Context is plumbing. Run it through every long-lived call site.

Changing GOMAXPROCS manually is usually a mistake. The default matches the CPU count. Lowering it limits parallelism. Raising it creates more Ps than cores, which increases context switching overhead. Only change GOMAXPROCS if you have a specific reason, like running a benchmark or dealing with cgroups that don't report CPU counts correctly.

Using runtime.LockOSThread binds a goroutine to a specific OS thread. This breaks the M pool. If you lock a thread and block, you waste a thread. The scheduler cannot reuse that M. Use LockOSThread only when calling C code via cgo that requires thread-local state. Always call runtime.UnlockOSThread immediately after the critical section.

The worst goroutine bug is the one that never logs.

When to Touch the Scheduler

Most of the time, you don't need to touch the scheduler. The runtime handles G, M, and P management automatically. You write goroutines and channels. The scheduler does the rest. There are a few cases where you need to interact with the scheduler directly.

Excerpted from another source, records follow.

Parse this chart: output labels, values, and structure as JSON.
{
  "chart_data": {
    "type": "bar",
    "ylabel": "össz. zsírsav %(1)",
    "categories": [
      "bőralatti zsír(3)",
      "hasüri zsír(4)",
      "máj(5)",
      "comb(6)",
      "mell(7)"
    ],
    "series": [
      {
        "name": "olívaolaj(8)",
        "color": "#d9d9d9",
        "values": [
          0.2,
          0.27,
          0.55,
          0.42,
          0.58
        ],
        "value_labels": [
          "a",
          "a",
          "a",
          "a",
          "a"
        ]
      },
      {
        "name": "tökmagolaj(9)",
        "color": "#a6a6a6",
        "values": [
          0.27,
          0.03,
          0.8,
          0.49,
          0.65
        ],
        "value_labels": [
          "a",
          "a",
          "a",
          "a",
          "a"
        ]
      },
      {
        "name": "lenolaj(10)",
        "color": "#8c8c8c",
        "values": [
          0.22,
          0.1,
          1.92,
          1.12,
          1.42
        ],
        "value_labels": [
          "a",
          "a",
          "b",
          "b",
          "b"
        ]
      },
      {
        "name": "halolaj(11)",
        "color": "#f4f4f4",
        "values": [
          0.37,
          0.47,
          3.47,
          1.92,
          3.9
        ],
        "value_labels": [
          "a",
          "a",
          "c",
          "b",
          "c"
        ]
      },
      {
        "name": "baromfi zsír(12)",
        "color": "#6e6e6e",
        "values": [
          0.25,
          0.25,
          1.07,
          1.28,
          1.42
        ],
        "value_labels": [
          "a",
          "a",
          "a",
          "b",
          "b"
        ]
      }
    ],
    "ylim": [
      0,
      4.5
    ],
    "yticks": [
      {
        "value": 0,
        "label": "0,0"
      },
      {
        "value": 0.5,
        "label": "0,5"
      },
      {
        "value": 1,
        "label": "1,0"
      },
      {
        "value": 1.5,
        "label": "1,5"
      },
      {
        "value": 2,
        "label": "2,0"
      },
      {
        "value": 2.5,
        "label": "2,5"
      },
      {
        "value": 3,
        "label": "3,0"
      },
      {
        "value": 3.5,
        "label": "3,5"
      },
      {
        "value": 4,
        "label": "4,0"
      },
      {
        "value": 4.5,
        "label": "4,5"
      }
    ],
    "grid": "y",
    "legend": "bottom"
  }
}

Use GOMAXPROCS only when you need to restrict CPU usage for a specific process or when running inside a container with cgroups that don't report CPU counts correctly.

Use runtime.LockOSThread when you need to bind a goroutine to a specific OS thread, such as when calling C code via cgo that requires thread-local state.

Use runtime.UnlockOSThread immediately after the critical section to release the binding and let the scheduler resume normal operation.

Use runtime.Gosched when you have a long-running computation without blocking calls and want to yield the processor to other goroutines on the same P.

Use channels or mutexes for synchronization instead of busy-waiting, which wastes CPU cycles and prevents the scheduler from parking goroutines efficiently.

Trust the scheduler. Don't fight it with manual thread management.